Building on stakeholder engagement initiatives in 2020, including the Commitment to Action, Roadmap: Systemic Review of Issues Facing Indigenous People, and the LGBTQ2S+ Apology Action Plan, the EPS is working on a number of projects to improve bias awareness across the service.
“The focus of the Equity, Inclusion, and Human Rights branch is to continue to build an equitable and respectful police service, and promote accountability and fairness in our approach to policing,” says Insp. Mitchell Flaman, of the EPS Equity, Inclusion and Human Rights Branch. “Our review and continuous improvement of EPS training began well before the events of this past year, and we will keep working to address barriers to equity and uphold principles of inclusion."
Projects currently underway include:
Unconscious Bias E-learning Module
A mandatory electronic learning module, “Managing Unconscious Bias” is currently being rolled out across the service. Reviewed by representatives of marginalized and underserved communities, this introductory module was developed to assist police in better understanding and interrupting the cycle of bias and its implications in law enforcement. The module is currently being taken by all patrol officers and is expected to be rolled out to the rest of the organization, including sworn and civilian members, in the coming month.
This module is one of the first steps in the creation of an anti-discrimination series intended to promote an understanding of equity and inclusion within the EPS. In-person training is planned once it is safe to do so, as well as an Equitable and Inclusive Leadership Training series for supervisors.

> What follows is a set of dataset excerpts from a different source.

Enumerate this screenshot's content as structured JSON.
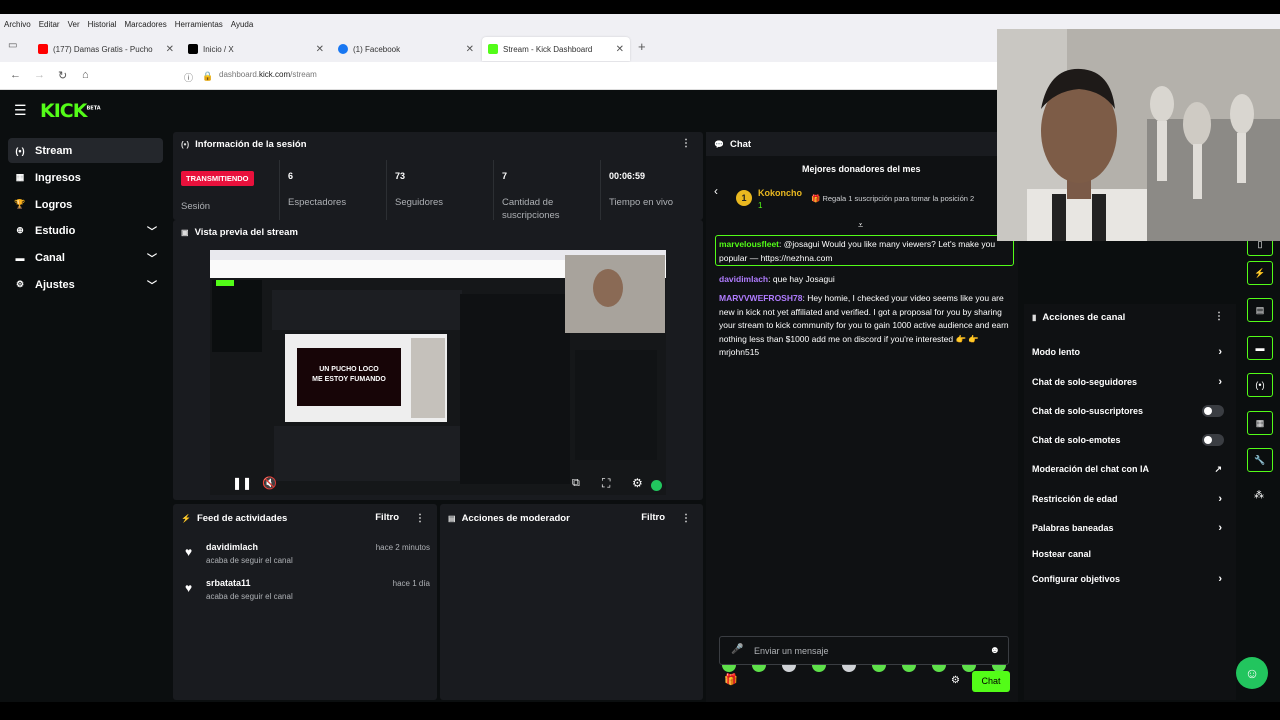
{
  "menubar": [
    "Archivo",
    "Editar",
    "Ver",
    "Historial",
    "Marcadores",
    "Herramientas",
    "Ayuda"
  ],
  "tabs": [
    {
      "label": "(177) Damas Gratis - Pucho",
      "icon_color": "#ff0000"
    },
    {
      "label": "Inicio / X",
      "icon_color": "#000000"
    },
    {
      "label": "(1) Facebook",
      "icon_color": "#1877f2"
    },
    {
      "label": "Stream - Kick Dashboard",
      "icon_color": "#53fc18"
    }
  ],
  "address": {
    "pre": "dashboard.",
    "domain": "kick.com",
    "post": "/stream"
  },
  "brand": {
    "logo": "KICK",
    "badge": "BETA",
    "accent": "#53fc18"
  },
  "sidebar": [
    {
      "label": "Stream",
      "icon": "broadcast-icon"
    },
    {
      "label": "Ingresos",
      "icon": "chart-icon"
    },
    {
      "label": "Logros",
      "icon": "trophy-icon"
    },
    {
      "label": "Estudio",
      "icon": "studio-icon"
    },
    {
      "label": "Canal",
      "icon": "channel-icon"
    },
    {
      "label": "Ajustes",
      "icon": "gear-icon"
    }
  ],
  "session": {
    "title": "Información de la sesión",
    "status": "TRANSMITIENDO",
    "status_label": "Sesión",
    "stats": [
      {
        "value": "6",
        "label": "Espectadores"
      },
      {
        "value": "73",
        "label": "Seguidores"
      },
      {
        "value": "7",
        "label": "Cantidad de suscripciones"
      },
      {
        "value": "00:06:59",
        "label": "Tiempo en vivo"
      }
    ]
  },
  "preview": {
    "title": "Vista previa del stream"
  },
  "feed": {
    "title": "Feed de actividades",
    "filter": "Filtro",
    "items": [
      {
        "user": "davidimlach",
        "action": "acaba de seguir el canal",
        "time": "hace 2 minutos"
      },
      {
        "user": "srbatata11",
        "action": "acaba de seguir el canal",
        "time": "hace 1 día"
      }
    ]
  },
  "mod": {
    "title": "Acciones de moderador",
    "filter": "Filtro"
  },
  "chat": {
    "title": "Chat",
    "donors_title": "Mejores donadores del mes",
    "donor_name": "Kokoncho",
    "donor_count": "1",
    "donor_cta": "Regala 1 suscripción para tomar la posición 2",
    "messages": [
      {
        "user": "marvelousfleet",
        "color": "#53fc18",
        "text": "@josagui Would you like many viewers? Let's make you popular — https://nezhna.com"
      },
      {
        "user": "davidimlach",
        "color": "#b07cff",
        "text": "que hay Josagui"
      },
      {
        "user": "MARVVWEFROSH78",
        "color": "#b07cff",
        "text": "Hey homie, I checked your video seems like you are new in kick not yet affiliated and verified. I got a proposal for you by sharing your stream to kick community for you to gain 1000 active audience and earn nothing less than $1000 add me on discord if you're interested 👉 👉 mrjohn515"
      }
    ],
    "input_placeholder": "Enviar un mensaje",
    "send_label": "Chat"
  },
  "channel_actions": {
    "title": "Acciones de canal",
    "rows": [
      {
        "label": "Modo lento",
        "kind": "arrow"
      },
      {
        "label": "Chat de solo-seguidores",
        "kind": "arrow"
      },
      {
        "label": "Chat de solo-suscriptores",
        "kind": "toggle"
      },
      {
        "label": "Chat de solo-emotes",
        "kind": "toggle"
      },
      {
        "label": "Moderación del chat con IA",
        "kind": "external"
      },
      {
        "label": "Restricción de edad",
        "kind": "arrow"
      },
      {
        "label": "Palabras baneadas",
        "kind": "arrow"
      },
      {
        "label": "Hostear canal",
        "kind": "none"
      },
      {
        "label": "Configurar objetivos",
        "kind": "arrow"
      }
    ]
  },
  "preview_overlay": {
    "line1": "UN PUCHO LOCO",
    "line2": "ME ESTOY FUMANDO"
  }
}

LGBTQ2S+ Acceptance Training
The EPS has an internal LGBTQ2S+ Employee Resource Group consisting of queer-identified EPS staff and allies who advocate for a safe and inclusive working environment. This group has been heavily involved in the creation and delivery of the LGBTQ2S+ training curriculum for Police Communications Branch (dispatch), Recruit Training Unit, and the newly developed Human-centred Engagement and Liaison Partnership (HELP) Unit. The learning objectives of this training prepare participants to understand the history and trauma of law enforcement and the LGBTQ2S+ community within the Edmonton context, and provide strategies to respectfully communicate and build rapport when working with queer-identifying individuals to promote safety and wellbeing.
An Education and Awareness Knowledge Repository is being built for the internal EPS intranet. This will provide resources, such as toolkits, guides, job aids, eLearning modules, videos and articles on topics including discrimination, equity and inclusion, Indigenous issues, LGBTQ2S+ inclusion, and more.
The EPS continues to expand upon the Police and Community Engagement (PACE) Team program, which supports EPS divisions to build relationships with Edmonton’s culturally diverse communities.
Inclusive Language Guide
An Inclusive Language Guide is being developed and is expected to be distributed service-wide in early 2021. This will support EPS membership in knowing, understanding, and using appropriate language and terminology with respect to our marginalized and underserved communities. It will suggest common language and communication choices that are both accurate and respectful to enable the membership to accurately communicate and respond to the needs of Edmonton’s diverse communities.
Community Policing Modules
Community policing modules that are currently being offered to Recruit Training Unit will be expanded to the rest of the service. The curriculum includes education on trauma-informed policing and the victim-offender overlap through discussing case studies of Indigenous, LGBTQ2S+, and Newcomer trauma, adverse childhood experiences, and cultural safety.
The recruit training curriculum is reviewed and updated yearly. In addition to the Community Policing Modules listed above, the curriculum currently includes:
- Bias awareness training, understanding adverse childhood experiences, victim-offender overlap, historical trauma and cultural safety, trauma-informed policing, police legitimacy and procedural justice.
- De-escalation training: the mental health module has been increased to a full week and concludes with a full day of scenarios with actors portraying different stages of persons in crisis.
- Community Safety and Well-being Bureau training about alternatives to apprehension, as well as the EPS Human-centred Engagement and Liaison Partnership (HELP) and Heavy Users of Service (HUoS) programs to assist in off-ramping vulnerable people from involvement with police and the justice system.
- Basic Emergency Crowd Control training for demonstrations, which has evolved over the last 10 years with new tactics and techniques for de-escalation.
A needs assessment has been initiated to determine what gaps still remain on addressing issues of systemic discrimination and bias, not only as it impacts communities, but also members within the police service.